Toronto Feature: John Street Roundhouse

This article is from our Toronto Feature series. Features from past programs are not updated.

This content is from a series created in partnership with Museum Services of the City of Toronto and Heritage Toronto. We gratefully acknowledge funding from the Ontario Ministry of Tourism, Culture and Sport, and the Department of Canadian Heritage.

Locomotive 7020
7020's 1000-horsepower engine was the first CPR diesel-electric locomotive to operate in Toronto.
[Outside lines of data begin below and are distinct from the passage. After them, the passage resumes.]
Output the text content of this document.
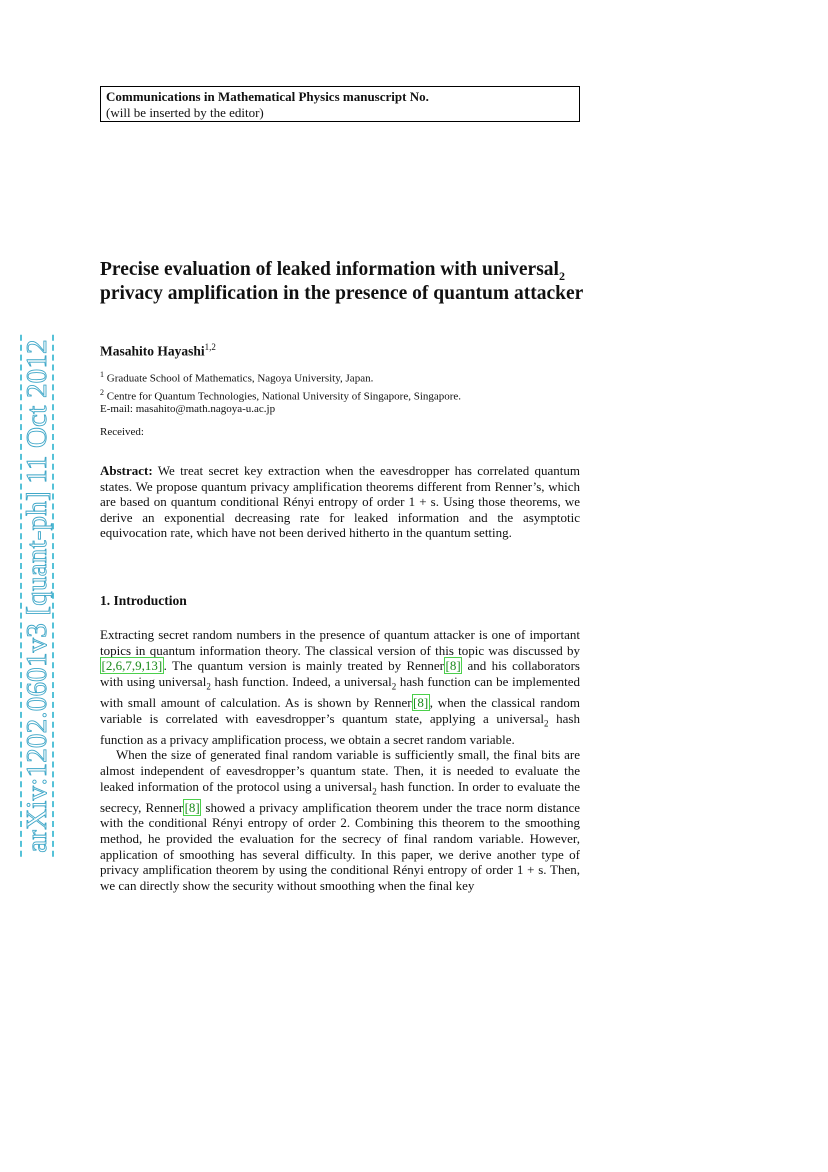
Communications in Mathematical Physics manuscript No.
(will be inserted by the editor)
arXiv:1202.0601v3 [quant-ph] 11 Oct 2012
Precise evaluation of leaked information with universal$_2$ privacy amplification in the presence of quantum attacker
Masahito Hayashi$^{1,2}$
$^1$ Graduate School of Mathematics, Nagoya University, Japan.
$^2$ Centre for Quantum Technologies, National University of Singapore, Singapore.
E-mail: masahito@math.nagoya-u.ac.jp
Received:
Abstract: We treat secret key extraction when the eavesdropper has correlated quantum states. We propose quantum privacy amplification theorems different from Renner’s, which are based on quantum conditional Rényi entropy of order 1 + s. Using those theorems, we derive an exponential decreasing rate for leaked information and the asymptotic equivocation rate, which have not been derived hitherto in the quantum setting.
1. Introduction

Extracting secret random numbers in the presence of quantum attacker is one of important topics in quantum information theory. The classical version of this topic was discussed by [2,6,7,9,13] . The quantum version is mainly treated by Renner [8] and his collaborators with using universal$_2$ hash function. Indeed, a universal$_2$ hash function can be implemented with small amount of calculation. As is shown by Renner [8] , when the classical random variable is correlated with eavesdropper’s quantum state, applying a universal$_2$ hash function as a privacy amplification process, we obtain a secret random variable.

When the size of generated final random variable is sufficiently small, the final bits are almost independent of eavesdropper’s quantum state. Then, it is needed to evaluate the leaked information of the protocol using a universal$_2$ hash function. In order to evaluate the secrecy, Renner [8] showed a privacy amplification theorem under the trace norm distance with the conditional Rényi entropy of order 2. Combining this theorem to the smoothing method, he provided the evaluation for the secrecy of final random variable. However, application of smoothing has several difficulty. In this paper, we derive another type of privacy amplification theorem by using the conditional Rényi entropy of order 1 + s. Then, we can directly show the security without smoothing when the final key
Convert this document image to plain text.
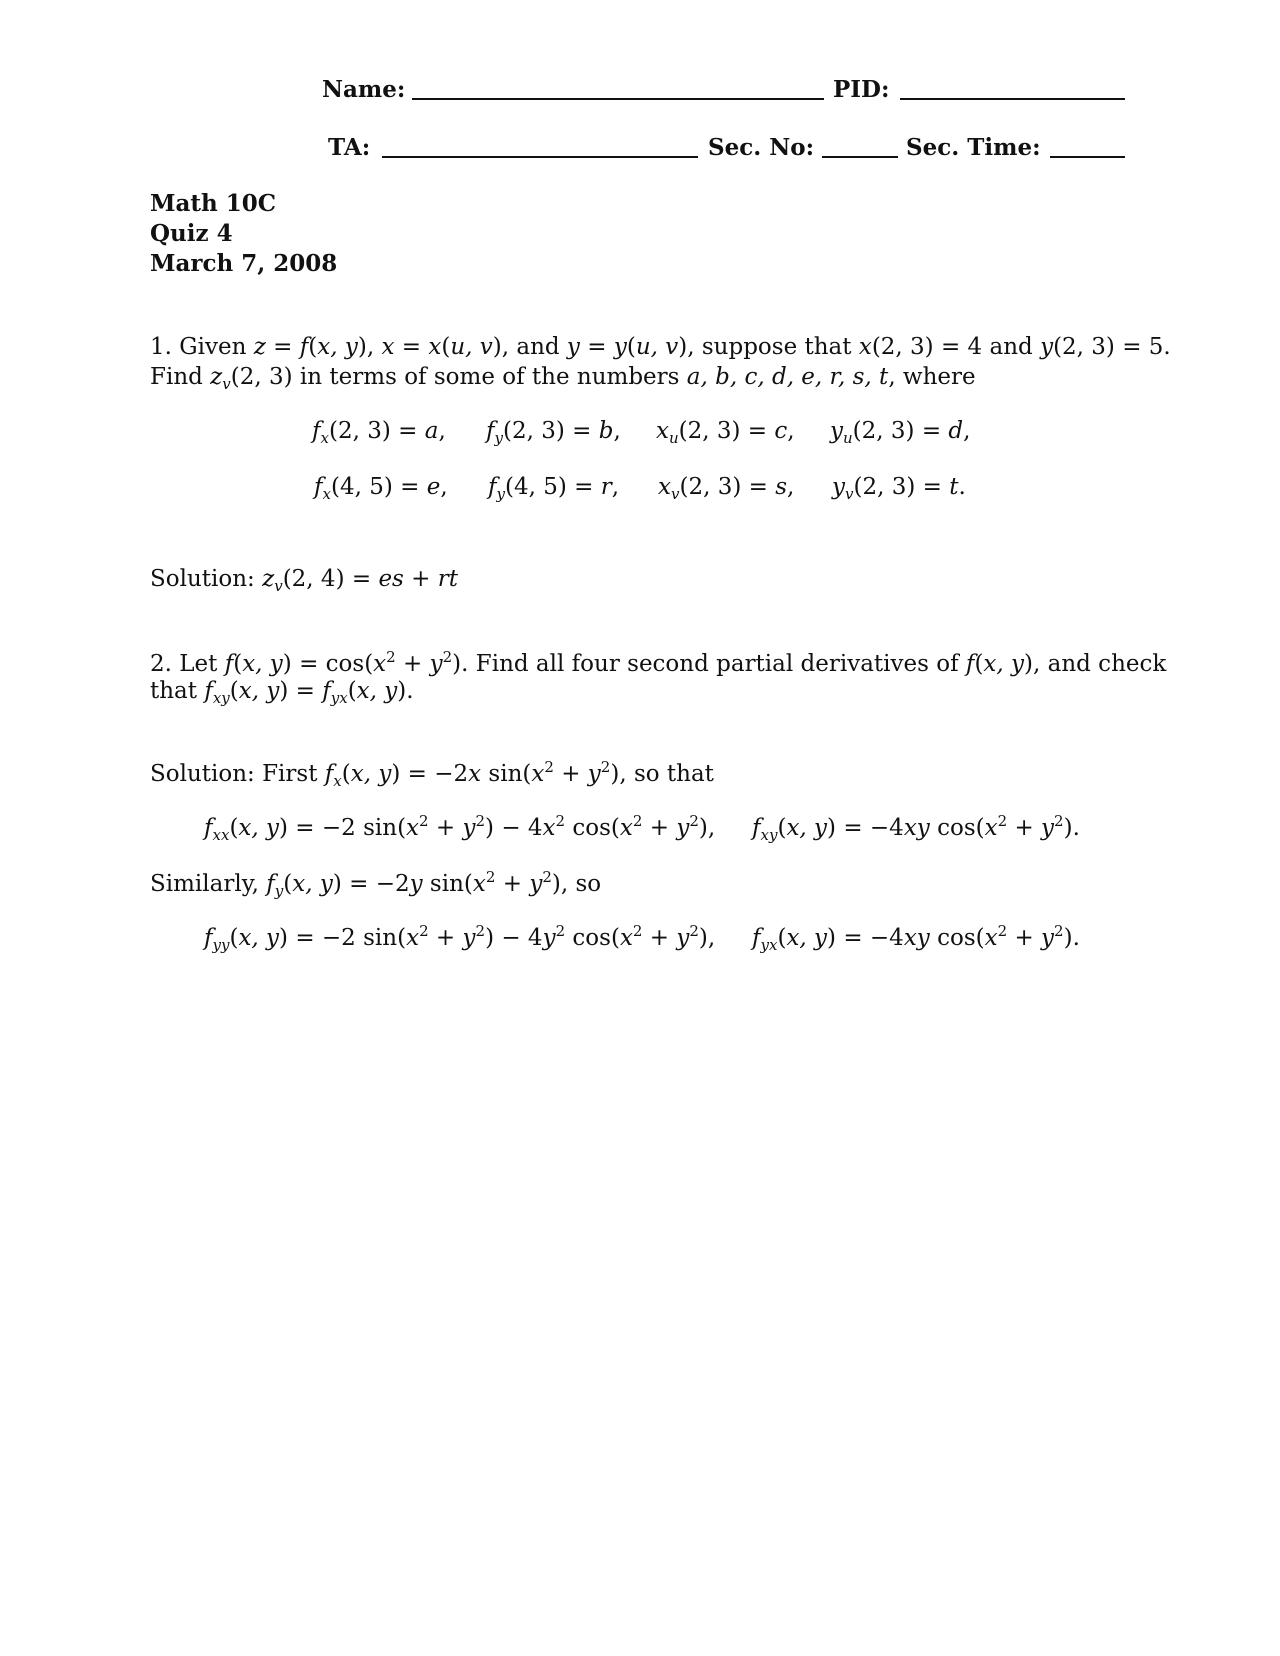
Name:	PID:
TA:	Sec. No:	Sec. Time:
Math 10C
Quiz 4
March 7, 2008
1. Given z = f(x, y), x = x(u, v), and y = y(u, v), suppose that x(2, 3) = 4 and y(2, 3) = 5.
Find $z_v(2$, 3) in terms of some of the numbers a, b, c, d, e, r, s, t, where
$f_x(2$, 3) = a, $f_y(2$, 3) = b, $x_u(2$, 3) = c, $y_u(2$, 3) = d,
$f_x(4$, 5) = e, $f_y(4$, 5) = r, $x_v(2$, 3) = s, $y_v(2$, 3) = t.
Solution: $z_v(2$, 4) = es + rt
2. Let f(x, $y) = \cos(x^2 + y^2)$. Find all four second partial derivatives of f(x, y), and check
that $f_{xy}(x$, $y) = f_{yx}(x$, y).
Solution: First $f_x(x$, y) = −2x $\sin(x^2 + y^2)$, so that
$f_{xx}(x$, y) = −2 $\sin(x^2 + y^2) - 4x^2$ $\cos(x^2 + y^2)$, $f_{xy}(x$, y) = −4xy $\cos(x^2 + y^2)$.
Similarly, $f_y(x$, y) = −2y $\sin(x^2 + y^2)$, so
$f_{yy}(x$, y) = −2 $\sin(x^2 + y^2) - 4y^2$ $\cos(x^2 + y^2)$, $f_{yx}(x$, y) = −4xy $\cos(x^2 + y^2)$.
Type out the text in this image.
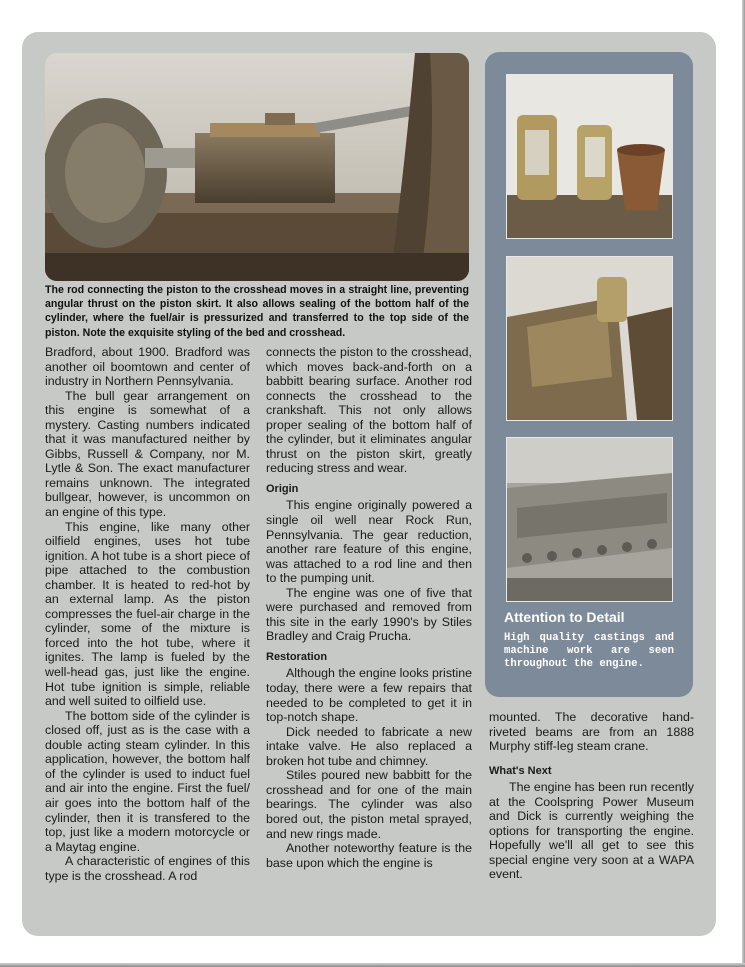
The rod connecting the piston to the crosshead moves in a straight line, preventing angular thrust on the piston skirt. It also allows sealing of the bottom half of the cylinder, where the fuel/air is pressurized and transferred to the top side of the piston. Note the exquisite styling of the bed and crosshead.

Bradford, about 1900. Bradford was another oil boomtown and center of industry in Northern Pennsylvania.

The bull gear arrangement on this engine is somewhat of a mystery. Casting numbers indicated that it was manufactured neither by Gibbs, Russell & Company, nor M. Lytle & Son. The exact manufacturer remains unknown. The integrated bullgear, however, is uncommon on an engine of this type.

This engine, like many other oilfield engines, uses hot tube ignition. A hot tube is a short piece of pipe attached to the combustion chamber. It is heated to red-hot by an external lamp. As the piston compresses the fuel-air charge in the cylinder, some of the mixture is forced into the hot tube, where it ignites. The lamp is fueled by the well-head gas, just like the engine. Hot tube ignition is simple, reliable and well suited to oilfield use.

The bottom side of the cylinder is closed off, just as is the case with a double acting steam cylinder. In this application, however, the bottom half of the cylinder is used to induct fuel and air into the engine. First the fuel/ air goes into the bottom half of the cylinder, then it is transfered to the top, just like a modern motorcycle or a Maytag engine.

A characteristic of engines of this type is the crosshead. A rod

connects the piston to the crosshead, which moves back-and-forth on a babbitt bearing surface. Another rod connects the crosshead to the crankshaft. This not only allows proper sealing of the bottom half of the cylinder, but it eliminates angular thrust on the piston skirt, greatly reducing stress and wear.

Origin

This engine originally powered a single oil well near Rock Run, Pennsylvania. The gear reduction, another rare feature of this engine, was attached to a rod line and then to the pumping unit.

The engine was one of five that were purchased and removed from this site in the early 1990's by Stiles Bradley and Craig Prucha.

Restoration

Although the engine looks pristine today, there were a few repairs that needed to be completed to get it in top-notch shape.

Dick needed to fabricate a new intake valve. He also replaced a broken hot tube and chimney.

Stiles poured new babbitt for the crosshead and for one of the main bearings. The cylinder was also bored out, the piston metal sprayed, and new rings made.

Another noteworthy feature is the base upon which the engine is

Attention to Detail

High quality castings and machine work are seen throughout the engine.

mounted. The decorative hand-riveted beams are from an 1888 Murphy stiff-leg steam crane.

What's Next

The engine has been run recently at the Coolspring Power Museum and Dick is currently weighing the options for transporting the engine. Hopefully we'll all get to see this special engine very soon at a WAPA event.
Its primary use was to switch railway cars and make up trains in the freight yard (photo 2012 by James Marsh).
CPR Roundhouse
Early 1900s view of the CPR John Street Roundhouse (courtesy Toronto Railway Heritage).
Locomotive at Work
A CP Rail locomotive in the John Street Roundhouse, circa 1983 (public domain).

Toronto Feature: John Street Roundhouse

"Secret Haul: The John Street Roundhouse"

In 1943, at the height of the Second World War, the shop crew at the John Street Roundhouse was instructed to provide a thorough inspection and cleaning of Canadian Pacific Railway steam locomotive No 2337. Although they were not aware of it at the time, the crew was preparing the locomotive to haul US President Franklin D. Roosevelt on his top-secret trip to a weeklong fishing vacation on Georgian Bay. The president's train had left Hyde Park, New York, on 31 July and arrived at West Toronto, where the CPR engine would take over, at 5:00 AM on 1 August.

The massive John Street Roundhouse was built by Canadian Pacific in 1929 to service the steam locomotives that hauled more than 40 CPR trains a day into Union Station. A 37-metre rotating turntable was installed to turn around some of the largest and most powerful locomotives ever built in Canada. The railway closed the facility in 1986, and in 1990, John Street Roundhouse was declared a national historic site, being "architecturally and historically important, surviving as a reminder of steam technology and the role of rail transportation in the city of Toronto." The roundhouse is now the home of the Toronto Railway Museum, which opened in 2010.